The set list itself was comprised of a generally upbeat mix of favorites from of Montreal’s previous two albums – most memorable among which were the rousing renditions of “She’s a Rejecter” and “For Our Elegant Caste” – along with new material. Since False Priest was released in its entirety only two days before the show, songs from this newest album did not receive the same reception as the others. For the most part, however, the new material was easily integrated with the older songs, although the older material is what people tended to dance to with the most fervor. The only noticeable divide in the material came when Barnes performed “Casualty of You,” which marks a stark departure from of Montreal’s characteristic, danceable sound. For this number, Barnes changed into an oversize, hooded cloak with a rope tied around his neck, and for the first time since the show began, he barely moved. Behind him, a montage of images flashed depicting scenes of destruction and wartime, which were startling especially when juxtaposed with the glittery maritime motif that had been running through the show.

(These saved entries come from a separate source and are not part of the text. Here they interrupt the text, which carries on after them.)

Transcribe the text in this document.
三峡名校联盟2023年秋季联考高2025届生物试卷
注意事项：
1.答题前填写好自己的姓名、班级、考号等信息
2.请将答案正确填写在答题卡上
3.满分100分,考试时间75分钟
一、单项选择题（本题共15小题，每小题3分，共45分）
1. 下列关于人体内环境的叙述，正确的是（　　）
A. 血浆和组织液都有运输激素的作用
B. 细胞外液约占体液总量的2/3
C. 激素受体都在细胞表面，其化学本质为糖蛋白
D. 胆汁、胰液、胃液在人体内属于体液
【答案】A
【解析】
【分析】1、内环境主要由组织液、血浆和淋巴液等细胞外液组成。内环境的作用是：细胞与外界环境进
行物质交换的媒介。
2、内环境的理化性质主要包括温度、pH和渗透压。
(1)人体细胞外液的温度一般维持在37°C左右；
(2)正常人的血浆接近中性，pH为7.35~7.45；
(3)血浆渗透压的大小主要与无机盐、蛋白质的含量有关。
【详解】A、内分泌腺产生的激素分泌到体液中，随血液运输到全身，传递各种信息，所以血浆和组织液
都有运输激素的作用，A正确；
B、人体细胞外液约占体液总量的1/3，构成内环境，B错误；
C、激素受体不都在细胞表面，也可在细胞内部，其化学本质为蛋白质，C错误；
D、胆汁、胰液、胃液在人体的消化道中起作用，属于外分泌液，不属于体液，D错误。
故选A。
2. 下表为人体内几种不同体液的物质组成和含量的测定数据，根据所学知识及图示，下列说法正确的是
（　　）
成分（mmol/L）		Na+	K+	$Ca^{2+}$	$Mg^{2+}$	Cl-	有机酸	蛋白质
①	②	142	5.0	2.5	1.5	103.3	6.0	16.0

Although this moment may have fallen short, it was the only dark moment in the otherwise party atmosphere. Before Barnes performed “Heimdalsgate Like a Promethean Curse,” he confided in the crowd that although this song had been written in a now notoriously dark period in his life, during which he locked himself in Norway while battling depression, this song had now taken on a new meaning and he was now ecstatic to sing it and dance along. The band’s encore was a rousing Michael Jackson medley of “Thriller,” “Wanna Be Startin’ Something” and “Pretty Young Thing.” If the audience hadn’t been in a frenzy before, this certainly put them over the edge and everyone left the show dancing. Seeing of Montreal was a treat for both the ears and the eyes, and this performance proved that you need not be a hardcore of Montreal fan to fully enjoy the theatricality of Barnes and his crew.